We laid out our tarp, then our sleeping bags and crashed out behind the WaHo. Some sex was also involved, but I'll spare you the details. Lol Woke up the next morning and used the ten bucks dude had given us the night before to eat breakfast at the Waho before getting into ATL. Found out from an employee that we could catch a bus down the street from there that would take us the rest of the way to ATL and figured fuck it. Public transit is nice sometimes huh? 

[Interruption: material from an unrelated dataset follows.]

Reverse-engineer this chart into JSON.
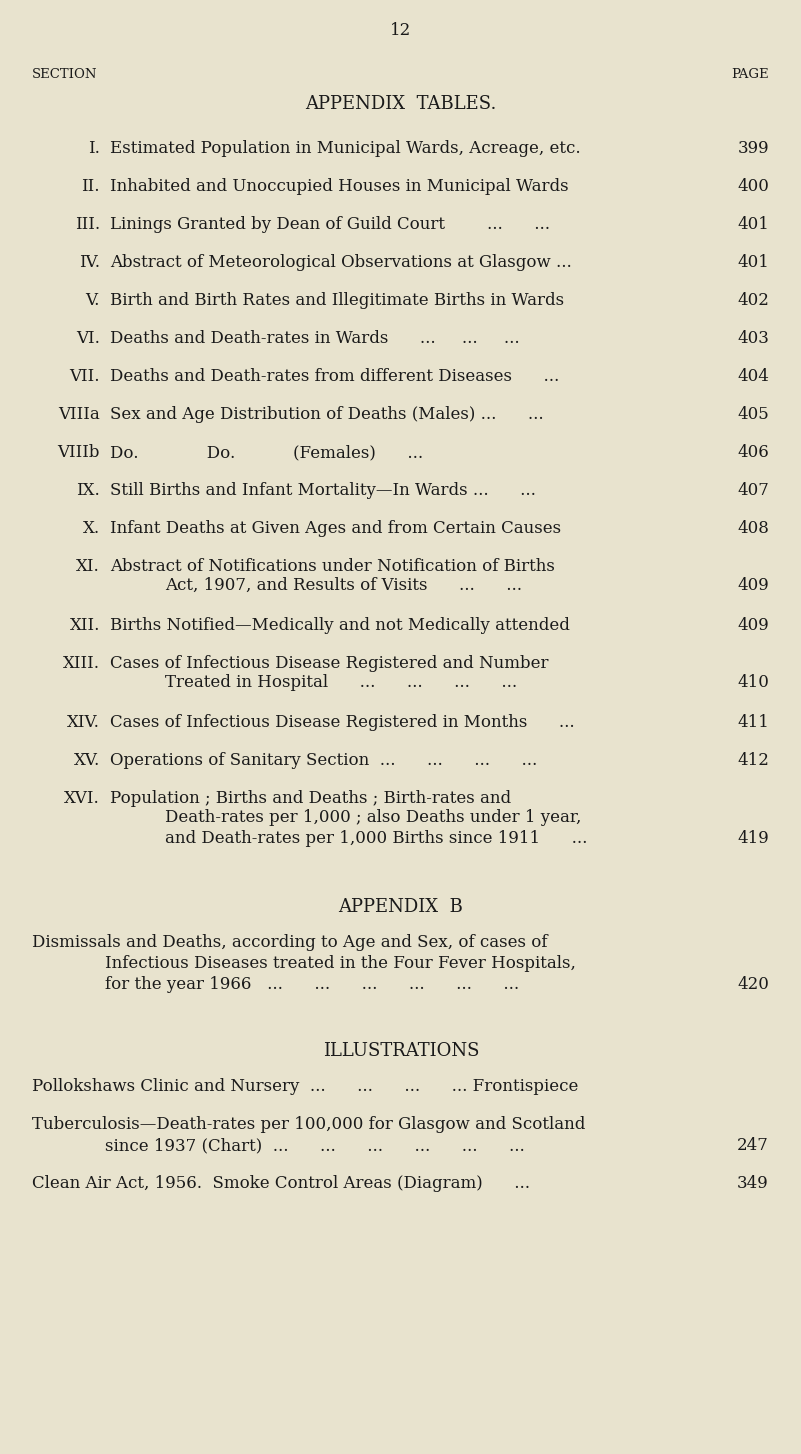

That's just what I wanted to share with you guys. Just some stupid shit, about some stupid city in Georgia, and how it took us officially 24 hours to hitch hike a 2 hour drive, 100 miles. Yay. We fail. The end. (Did I mention I fucking hate the south?)


----------



## Pheonix (Oct 3, 2010)

hahaha great story, your not the worst hitch hikers cause everyone has days like that. I spent 24 hours of hell hitching thru Chicago from Gary,IN to Belvidere,IL (about 100 miles) and once spent 3 days trying to hitch out of Wall,SD (tourist trap from hell) before the sheriff finally gave me and my friend a ride to a truck stop.


----------



## MiztressWinter (Oct 3, 2010)

LOL! Well that's surely comforting. Yeah it took us a good while to get out of Birmingham, Alabama too. God damn you, Birmingham.


----------



## Doobie_D (Oct 3, 2010)

did this twitch fellow happen to have a dog named grimey?


----------



## MiztressWinter (Oct 3, 2010)

No, he owns no dog lol


----------



## Danielsama34 (Oct 4, 2010)

Awesome story... Any chance the taxi gave you your ten back or did he keep it?


----------



## MiztressWinter (Oct 4, 2010)

He gave it back =)


----------



## finn (Oct 4, 2010)

24 hours for 100 miles? I can bike faster than that! But hitching is only consistently good in a few areas, nice story for your troubles.


----------



## MiztressWinter (Oct 4, 2010)

Hahahaha yeah, it sucked undoubtedly. That's why I shared the story


----------



## Diagaro (Nov 24, 2010)

Yea I cannot count the times I have thought this same thing "we are the worst hitchhikers in history!" I'm so done with hitching, freight trains FTW!
kudos for the semi ride though I've never ridden in a semi


----------



## whaleofashrimp (Nov 24, 2010)

dude..hitching shitface is just retarded..but all i all defentitly not nearly even in the bad zone for storys..jus another day in the life


----------



## Storm Smokes Rocks (Aug 16, 2011)

great story!


----------



## Waygook (Aug 17, 2011)

haha good read.


----------



## acrata4ever (Aug 17, 2011)

my mom had an uncle/cousin einstein was inbred i really dont understand the stigma. if i was that annoyed traveling id take a plane or buy a car. expect the unexpected.


----------



## fleasandlice (Sep 4, 2011)

Im from columbus, ga. Waitin on some friends to get down here and scoop me up.


----------